By Ben Jeffrey BBC News Online in Birmingham |

 A road to relieve congestion around the M6 was first suggested in 1980 |
A new motorway is finally open in the West Midlands nearly 25 years after the idea was first proposed. The need to relieve traffic congestion around the M6 in the UK's industrial heartland was first identified by the Conservatives as far back as 1980.
But it was 1990 before the government invited private firms to bid for the contract to build the route, the year it was confirmed the development would be a private toll road.
Two public inquiries and a series of protests against the proposed route helped to push back the start of building work until 2001, 10 years after Midland Expressway Ltd (MEL) was appointed to run the project.
Campaigners have raised financial, environmental and practical objections to the route, which was known as the Birmingham Northern Relief Road (BNNR) until it was renamed as the M6 Toll in 2001.

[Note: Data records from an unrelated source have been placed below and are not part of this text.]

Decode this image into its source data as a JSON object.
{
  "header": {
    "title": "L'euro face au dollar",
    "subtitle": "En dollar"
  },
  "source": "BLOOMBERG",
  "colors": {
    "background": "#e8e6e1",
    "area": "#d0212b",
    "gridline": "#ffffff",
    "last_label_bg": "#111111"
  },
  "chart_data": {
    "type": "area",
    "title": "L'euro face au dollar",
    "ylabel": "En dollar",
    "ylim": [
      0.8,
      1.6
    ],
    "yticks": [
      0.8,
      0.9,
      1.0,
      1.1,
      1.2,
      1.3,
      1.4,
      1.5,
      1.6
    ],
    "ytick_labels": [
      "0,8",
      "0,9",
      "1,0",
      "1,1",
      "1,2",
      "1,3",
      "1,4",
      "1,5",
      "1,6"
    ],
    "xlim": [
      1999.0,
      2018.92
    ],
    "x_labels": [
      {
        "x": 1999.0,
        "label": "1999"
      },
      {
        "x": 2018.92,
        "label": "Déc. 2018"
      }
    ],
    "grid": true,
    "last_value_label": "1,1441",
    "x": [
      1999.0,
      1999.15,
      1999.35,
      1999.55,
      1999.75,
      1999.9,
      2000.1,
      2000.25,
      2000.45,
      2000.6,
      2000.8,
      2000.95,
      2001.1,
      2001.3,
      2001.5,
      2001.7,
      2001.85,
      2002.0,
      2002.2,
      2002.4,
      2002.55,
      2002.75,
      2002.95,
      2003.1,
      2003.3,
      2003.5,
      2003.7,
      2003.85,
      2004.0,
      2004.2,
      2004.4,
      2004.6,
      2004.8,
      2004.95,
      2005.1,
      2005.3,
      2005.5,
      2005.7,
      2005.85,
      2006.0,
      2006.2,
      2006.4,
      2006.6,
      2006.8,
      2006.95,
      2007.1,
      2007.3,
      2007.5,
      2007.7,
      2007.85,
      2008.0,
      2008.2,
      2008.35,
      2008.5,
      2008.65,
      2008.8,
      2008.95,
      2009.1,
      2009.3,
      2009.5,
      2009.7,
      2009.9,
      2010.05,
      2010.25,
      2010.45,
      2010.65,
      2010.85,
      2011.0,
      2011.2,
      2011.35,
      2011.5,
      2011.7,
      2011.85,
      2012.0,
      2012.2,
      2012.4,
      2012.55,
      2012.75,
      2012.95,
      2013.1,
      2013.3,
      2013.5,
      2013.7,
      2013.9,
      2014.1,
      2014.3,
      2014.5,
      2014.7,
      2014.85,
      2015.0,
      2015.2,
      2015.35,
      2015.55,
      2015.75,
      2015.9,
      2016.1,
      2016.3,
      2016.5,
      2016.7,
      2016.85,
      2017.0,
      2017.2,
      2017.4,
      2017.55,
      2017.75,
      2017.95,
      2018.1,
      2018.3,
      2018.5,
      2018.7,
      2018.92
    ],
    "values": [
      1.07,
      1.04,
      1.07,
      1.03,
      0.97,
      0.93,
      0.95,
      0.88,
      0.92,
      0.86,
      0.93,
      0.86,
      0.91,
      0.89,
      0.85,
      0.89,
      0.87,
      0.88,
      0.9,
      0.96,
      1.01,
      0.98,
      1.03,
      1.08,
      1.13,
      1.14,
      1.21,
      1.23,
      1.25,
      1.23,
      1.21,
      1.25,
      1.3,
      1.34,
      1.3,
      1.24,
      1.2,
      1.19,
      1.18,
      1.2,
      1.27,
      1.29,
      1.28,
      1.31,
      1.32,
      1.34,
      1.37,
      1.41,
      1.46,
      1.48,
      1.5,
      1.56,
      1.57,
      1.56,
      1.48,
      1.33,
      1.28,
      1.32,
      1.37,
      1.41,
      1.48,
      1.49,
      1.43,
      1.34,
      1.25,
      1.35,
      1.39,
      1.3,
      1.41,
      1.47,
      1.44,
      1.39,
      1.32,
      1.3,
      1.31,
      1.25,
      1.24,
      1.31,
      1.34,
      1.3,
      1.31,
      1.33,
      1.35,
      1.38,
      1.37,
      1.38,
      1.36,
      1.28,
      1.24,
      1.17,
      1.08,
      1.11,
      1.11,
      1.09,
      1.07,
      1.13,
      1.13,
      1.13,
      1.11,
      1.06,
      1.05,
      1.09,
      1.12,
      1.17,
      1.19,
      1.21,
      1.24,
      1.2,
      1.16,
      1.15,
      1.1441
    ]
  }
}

 | A timeline of the M6 Toll 1980 - Government proposes a new Midlands motorway 1986 - Preferred route announced 1988 - First public inquiry 1991 - MEL announced as the bid winner to build the road 1994-5 - Second public inquiry 1999 - Alliance Against the BNNR's challenge defeated 2001 - Main construction work begins 2003 - M6 Toll opens |
The first public inquiry into the scheme was held in 1988 and was followed by another which lasted more than a year, from June 1994 to October 1995. An informal coalition opposing the project, initially set up by West Midlands Friends of the Earth, evolved into the Alliance Against the BNRR.
It brought together more than 30 organisations, including environmental groups, and residents who lived in villages and communities along the length of the route.
Groups opposed to the BNRR had hoped Labour's defeat of the Conservatives in 1997 would signal the end of the controversial project.
But the courts upheld the new government's decision to build the road, in what protestors claimed was a revision of its position before the election.
A number of protest camps were set up along the route between November 1997 and January 1999, when the last one was cleared.
Many of the objections to the project were on environmental grounds.
 The road is the UK's only toll motorway |
The road runs through four Sites of Special Scientific Interest (SSSI) and protestors say the work to build it has severely damaged one of them, Chasewater Heath. MEL said it spent several months examining the impact of the project on all kinds of wildlife.
The firm had to apply for compulsory purchase orders for properties along some of the route, although it said only 40 buildings needed to be demolished and about six businesses closed during the road's construction.
The company also brought in specialists to carry out archaeological digs at several points along the 27-mile route between 2000 and spring 2001, when construction work was finally able to begin.
MEL claims the M6 Toll will save motorists approximately 45 minutes on an average journey time by avoiding the heavily-congested section of the M6 north of Birmingham.